筋肉はタンパク質を合成することで保たれますが、運動もせずに食事制限だけを行うと、足りないエネルギーは筋肉を分解することで補います。
そのため、筋肉があるうちはすぐに体重を減少させることができますが、ある程度に筋量が落ちたら減量が難しくなります。
その頃には食事制限が苦になり、いつも通りの食事に戻る場合が多いので、結果的に筋量が落ちた分だけ脂肪をつけてエネルギーを蓄えます。
それを繰り返していると見た目ではわかりませんが、筋量の少ない肥満となり、膝関節を壊すことにもつながります。
食事制限のみのダイエットはやってはいけない
正常であるなら、肥満者は痩せている人よりも重い荷物を持って動き回っている状態なので、筋量も必然と多くなっているはずです。
あのマツコ・デラックスさんも足はカモシカのように隆々としていますが、それは体重を支えるために自然と筋肉が付いているからです。
しかし、中には肥満者であるのに筋力が弱いといった矛盾した状態(サルコペニア肥満)にある方々がいます。
そのような人のほとんどは、筋量を落とすようなダイエットを経験しており、脂肪の蓄積を手助けするような生活習慣を送っています。
ダイエットは必ず運動も併用すること
運動による消費カロリーは微々たるものなので、運動よりも食事制限のほうがすぐに効果が出て痩せられるのは事実です。
しかし、その繰り返しが身体を虚弱体質な肥満に変化させることもまた事実です。
なので、運動の目的は痩せるためではなく、あくまで筋肉量を維持するためだと理解してから実施することが大切です。

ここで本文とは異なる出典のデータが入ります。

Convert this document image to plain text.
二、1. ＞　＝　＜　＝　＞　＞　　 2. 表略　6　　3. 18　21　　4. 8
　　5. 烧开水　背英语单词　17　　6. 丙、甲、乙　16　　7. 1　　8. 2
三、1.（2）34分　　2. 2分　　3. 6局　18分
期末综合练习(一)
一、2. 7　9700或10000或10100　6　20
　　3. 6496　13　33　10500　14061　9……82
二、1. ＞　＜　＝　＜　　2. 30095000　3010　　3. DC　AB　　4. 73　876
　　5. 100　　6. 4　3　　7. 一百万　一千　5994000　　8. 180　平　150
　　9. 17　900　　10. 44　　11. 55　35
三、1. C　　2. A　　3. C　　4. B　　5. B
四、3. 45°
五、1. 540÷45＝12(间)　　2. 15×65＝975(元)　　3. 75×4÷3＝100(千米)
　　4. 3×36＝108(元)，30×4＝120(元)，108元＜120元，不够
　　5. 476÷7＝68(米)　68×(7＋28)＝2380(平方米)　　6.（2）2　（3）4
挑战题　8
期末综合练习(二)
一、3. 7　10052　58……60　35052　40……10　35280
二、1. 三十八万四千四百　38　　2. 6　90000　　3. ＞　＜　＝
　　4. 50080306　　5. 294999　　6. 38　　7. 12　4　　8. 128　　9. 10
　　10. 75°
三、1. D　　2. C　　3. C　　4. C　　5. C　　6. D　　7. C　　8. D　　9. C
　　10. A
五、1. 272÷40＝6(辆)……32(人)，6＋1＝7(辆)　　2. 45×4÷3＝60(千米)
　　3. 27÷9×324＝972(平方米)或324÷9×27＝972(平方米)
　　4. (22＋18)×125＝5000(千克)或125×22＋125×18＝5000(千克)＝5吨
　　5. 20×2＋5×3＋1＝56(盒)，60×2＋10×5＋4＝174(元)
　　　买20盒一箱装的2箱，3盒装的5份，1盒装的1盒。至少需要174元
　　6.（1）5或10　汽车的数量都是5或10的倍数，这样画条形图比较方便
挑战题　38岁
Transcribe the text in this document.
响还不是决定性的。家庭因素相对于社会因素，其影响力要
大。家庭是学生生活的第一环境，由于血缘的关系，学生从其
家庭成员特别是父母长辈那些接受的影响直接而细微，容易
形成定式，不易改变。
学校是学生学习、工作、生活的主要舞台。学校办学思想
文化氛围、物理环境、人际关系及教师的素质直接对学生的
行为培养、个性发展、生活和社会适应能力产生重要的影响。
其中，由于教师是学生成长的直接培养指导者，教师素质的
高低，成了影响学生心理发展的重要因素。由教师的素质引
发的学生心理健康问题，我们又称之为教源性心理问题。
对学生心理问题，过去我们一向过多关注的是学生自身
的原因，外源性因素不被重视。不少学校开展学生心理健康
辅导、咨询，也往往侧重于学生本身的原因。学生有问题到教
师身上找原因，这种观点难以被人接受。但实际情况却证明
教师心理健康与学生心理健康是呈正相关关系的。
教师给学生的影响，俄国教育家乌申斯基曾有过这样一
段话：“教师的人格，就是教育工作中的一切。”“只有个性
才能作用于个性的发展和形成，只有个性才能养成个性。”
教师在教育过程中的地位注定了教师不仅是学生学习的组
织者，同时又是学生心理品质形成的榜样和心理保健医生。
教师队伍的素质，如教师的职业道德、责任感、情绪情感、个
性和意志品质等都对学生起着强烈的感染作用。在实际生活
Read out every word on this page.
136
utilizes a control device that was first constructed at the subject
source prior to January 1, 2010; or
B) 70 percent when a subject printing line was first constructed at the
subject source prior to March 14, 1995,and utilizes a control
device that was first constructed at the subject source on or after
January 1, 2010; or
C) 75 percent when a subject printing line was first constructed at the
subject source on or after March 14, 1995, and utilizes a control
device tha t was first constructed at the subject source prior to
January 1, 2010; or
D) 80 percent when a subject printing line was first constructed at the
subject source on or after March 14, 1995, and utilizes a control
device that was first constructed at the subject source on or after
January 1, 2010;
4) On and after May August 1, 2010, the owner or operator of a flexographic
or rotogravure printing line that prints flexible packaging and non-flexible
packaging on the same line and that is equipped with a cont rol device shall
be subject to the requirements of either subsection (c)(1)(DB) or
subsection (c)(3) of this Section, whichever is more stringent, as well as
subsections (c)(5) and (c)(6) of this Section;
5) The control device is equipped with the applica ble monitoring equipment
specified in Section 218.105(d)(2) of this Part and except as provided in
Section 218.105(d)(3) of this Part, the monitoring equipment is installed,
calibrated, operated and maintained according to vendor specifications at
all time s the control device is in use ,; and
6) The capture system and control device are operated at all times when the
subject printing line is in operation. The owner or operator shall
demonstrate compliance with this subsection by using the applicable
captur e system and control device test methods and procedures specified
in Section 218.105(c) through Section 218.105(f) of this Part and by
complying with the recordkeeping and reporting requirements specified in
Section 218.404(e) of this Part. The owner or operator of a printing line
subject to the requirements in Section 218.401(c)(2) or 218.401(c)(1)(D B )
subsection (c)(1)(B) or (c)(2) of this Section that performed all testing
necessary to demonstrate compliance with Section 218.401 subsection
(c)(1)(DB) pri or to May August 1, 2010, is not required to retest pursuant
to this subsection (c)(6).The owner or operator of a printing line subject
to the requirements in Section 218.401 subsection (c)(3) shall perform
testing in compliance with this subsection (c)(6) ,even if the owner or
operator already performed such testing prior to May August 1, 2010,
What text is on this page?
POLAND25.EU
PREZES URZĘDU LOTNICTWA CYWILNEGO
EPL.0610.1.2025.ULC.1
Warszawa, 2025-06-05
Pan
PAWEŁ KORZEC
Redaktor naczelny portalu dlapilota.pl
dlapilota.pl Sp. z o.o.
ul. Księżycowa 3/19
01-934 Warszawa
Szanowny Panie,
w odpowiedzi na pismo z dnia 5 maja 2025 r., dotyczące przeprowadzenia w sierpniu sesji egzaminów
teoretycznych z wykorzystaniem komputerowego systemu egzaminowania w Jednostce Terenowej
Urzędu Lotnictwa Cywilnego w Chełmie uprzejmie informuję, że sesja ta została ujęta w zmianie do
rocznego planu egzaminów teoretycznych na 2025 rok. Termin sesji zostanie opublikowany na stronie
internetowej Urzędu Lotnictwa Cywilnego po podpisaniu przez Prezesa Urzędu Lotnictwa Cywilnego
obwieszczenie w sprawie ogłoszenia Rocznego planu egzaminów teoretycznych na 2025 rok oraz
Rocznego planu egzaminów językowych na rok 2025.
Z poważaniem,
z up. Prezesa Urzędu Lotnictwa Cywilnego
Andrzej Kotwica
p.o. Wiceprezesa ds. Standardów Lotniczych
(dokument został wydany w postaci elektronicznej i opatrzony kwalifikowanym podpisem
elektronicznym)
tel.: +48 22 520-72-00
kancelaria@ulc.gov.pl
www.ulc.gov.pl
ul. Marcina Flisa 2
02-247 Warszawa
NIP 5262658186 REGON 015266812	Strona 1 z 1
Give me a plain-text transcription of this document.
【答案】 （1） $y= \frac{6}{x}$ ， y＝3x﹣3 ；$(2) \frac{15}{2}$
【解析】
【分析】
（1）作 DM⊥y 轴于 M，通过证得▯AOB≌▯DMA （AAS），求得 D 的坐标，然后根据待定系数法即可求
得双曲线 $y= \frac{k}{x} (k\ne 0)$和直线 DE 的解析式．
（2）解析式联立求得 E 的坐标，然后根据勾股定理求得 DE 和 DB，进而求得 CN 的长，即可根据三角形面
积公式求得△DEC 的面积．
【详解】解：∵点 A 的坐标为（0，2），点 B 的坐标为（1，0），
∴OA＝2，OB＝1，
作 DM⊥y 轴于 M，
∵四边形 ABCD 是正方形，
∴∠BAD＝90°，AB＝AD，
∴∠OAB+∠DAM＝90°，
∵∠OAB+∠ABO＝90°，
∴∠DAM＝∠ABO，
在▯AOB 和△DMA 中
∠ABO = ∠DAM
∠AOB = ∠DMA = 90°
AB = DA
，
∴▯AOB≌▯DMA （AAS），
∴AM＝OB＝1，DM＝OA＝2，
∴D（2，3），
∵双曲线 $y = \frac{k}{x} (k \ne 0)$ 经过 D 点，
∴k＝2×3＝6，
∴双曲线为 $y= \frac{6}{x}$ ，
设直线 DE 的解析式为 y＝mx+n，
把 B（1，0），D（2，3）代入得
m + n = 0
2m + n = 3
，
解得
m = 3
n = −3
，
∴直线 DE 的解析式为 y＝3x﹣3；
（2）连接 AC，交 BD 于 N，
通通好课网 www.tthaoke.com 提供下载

食事制限にて糖質を減らすことは構いませんが、筋量を維持するためにはタンパク質が欠かせませんので、必ずタンパク質だけは摂取するように心がけてください。
ライザップの戦略も食事制限と筋トレ
斬新なCMで一躍話題になったライザップですが、彼らの戦略も基本は食事制限と筋力トレーニングの二つです。
高いお金を払って痩せるのですから、それでリバウンドさせてしまったら評判はガタ落ちです。そうならないためにも、筋量は絶対に落とすことができません。
筋肉が落ちてしまうとリバウンドしやすく、かつ身体もゆるんだ状態になりますので、余計に太ってみえるようになります。
筋肉は脂肪よりも基礎代謝量が多いので、筋肉が増えることは結果的に消費カロリーを増やすことにもつながるのです。(微々たるものですが)
なので、筋力トレーニングは欠かすことができない要素であり、かつ実際に減量するための食事制限も欠かすことはできません
ライザップでお肉を食べることを推奨しているのは、タンパク質を摂取することで筋肉量を増やす(減らないようにする)ことが目的です。
ライザップはリバウンドしにくい
ここまでのことが理解してもらえたなら、ライザップのダイエット戦略は非常に効果的であり、かつリバウンドもしにくいことがわかっていただけたかと思います。
また、このメカニズムさえ知っておいたら、ライザップようなリバウンドしにくいダイエット方法を自分自身で考えることもできるようになります。
正しいダイエットには知識が必要です。世の中の多くのダイエット法は危険を伴っています。それを是非とも忘れないでください。